Zhenhua Liu, nutrition, recently received a four-year, $499,000 grant from the U.S. Department of Agriculture’s National Institute of Food and Agriculture to study nutritional approaches to preventing obesity-related intestinal inflammation, which is believed to increase risk of colorectal cancer. The research team includes Richard Wood and Young-Cheul Kim of the nutrition department, Hang Xiao of food science and gastroenterologist Joel Mason of Tufts University.
Liu’s laboratory investigates how diet and lifestyle and their metabolically related gene variants interact in relation to chronic disease development. “There is inflammation in the intestine associated with obesity, some of which may lead to tumorigenesis,” Liu explains. “It can be a strong risk factor for colon cancer. But we do not know exactly how obesity contributes to this increased cancer risk.”

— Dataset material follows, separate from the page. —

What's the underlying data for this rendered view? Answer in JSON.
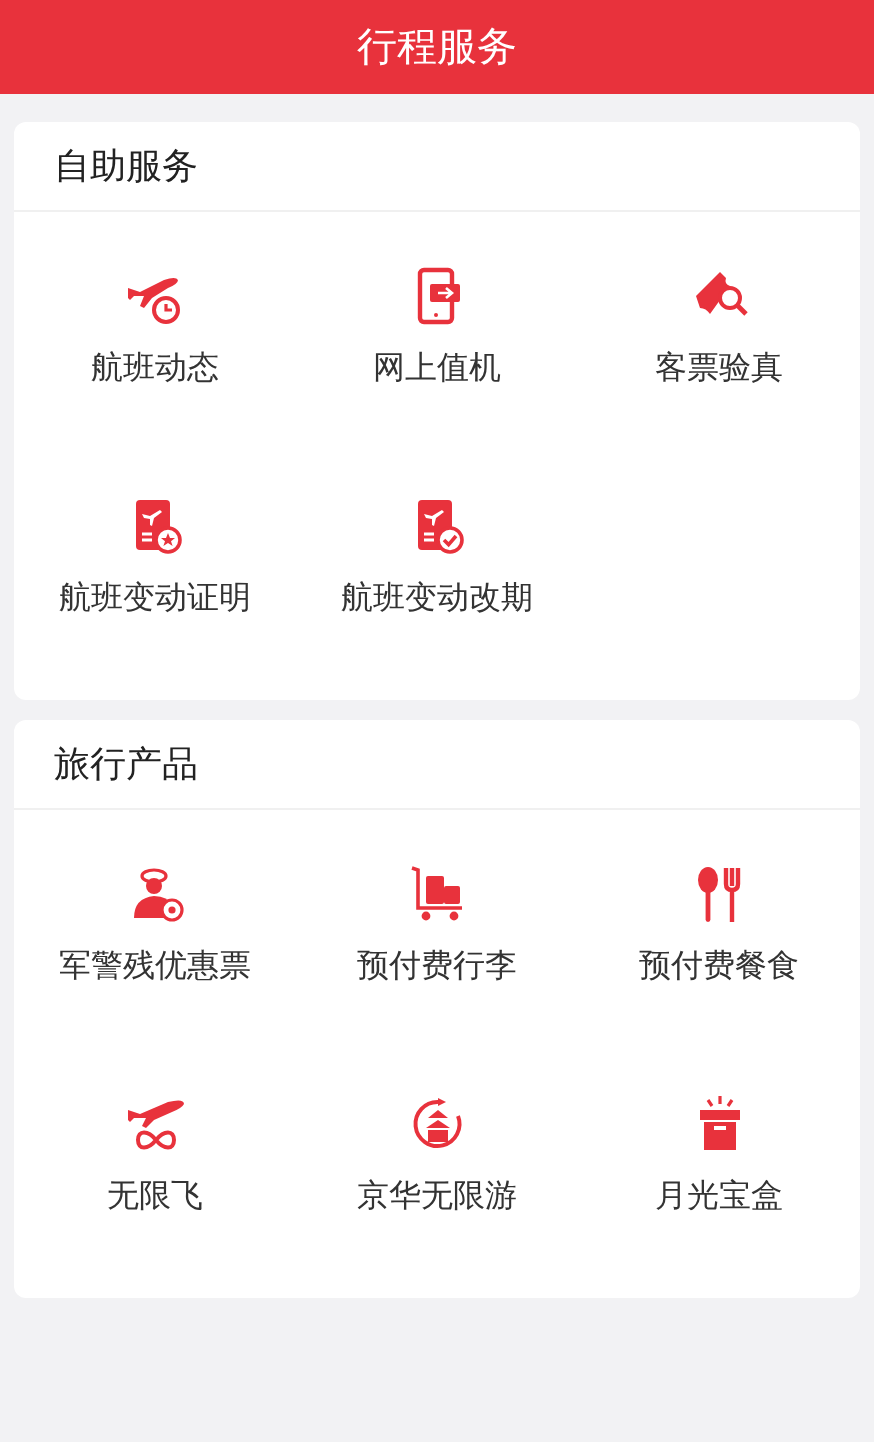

In previous studies, he had found that tumor necrosis factor-alpha (TNF-α), a cytotoxin that induces apoptosis or cell death, is elevated in the colons of obese mice. This elevation is associated with a genetic carcinogenic pathway known as Wnt. In his most recent work, Liu also has shown that genetically blocking the TNF-α pathway reduces pre-cancer indicators. This led him to propose testing the TNF-α pathway involving Wnt signaling experimentally in the mouse colon.
The researchers hope to determine whether inhibiting activation of TNF-α by dietary or genetic means can suppress the Wnt signaling pathway and reduce the rate of obesity-linked tumorigenesis. They plan a series of three studies in a genetically engineered mouse model and will use different doses of a combination of vitamin D and sulphoraphane, a molecule found in broccoli, to prevent inflammation in the gut compared to a control group, as well as studies using biochemical, molecular and functional genomics techniques.
“The ultimate goal of my laboratory is to integrate our biological findings with dietary and lifestyle strategies to diminish the burden of chronic diseases in our society,” says Liu. “If we find good results, we may be able to move on to human studies.”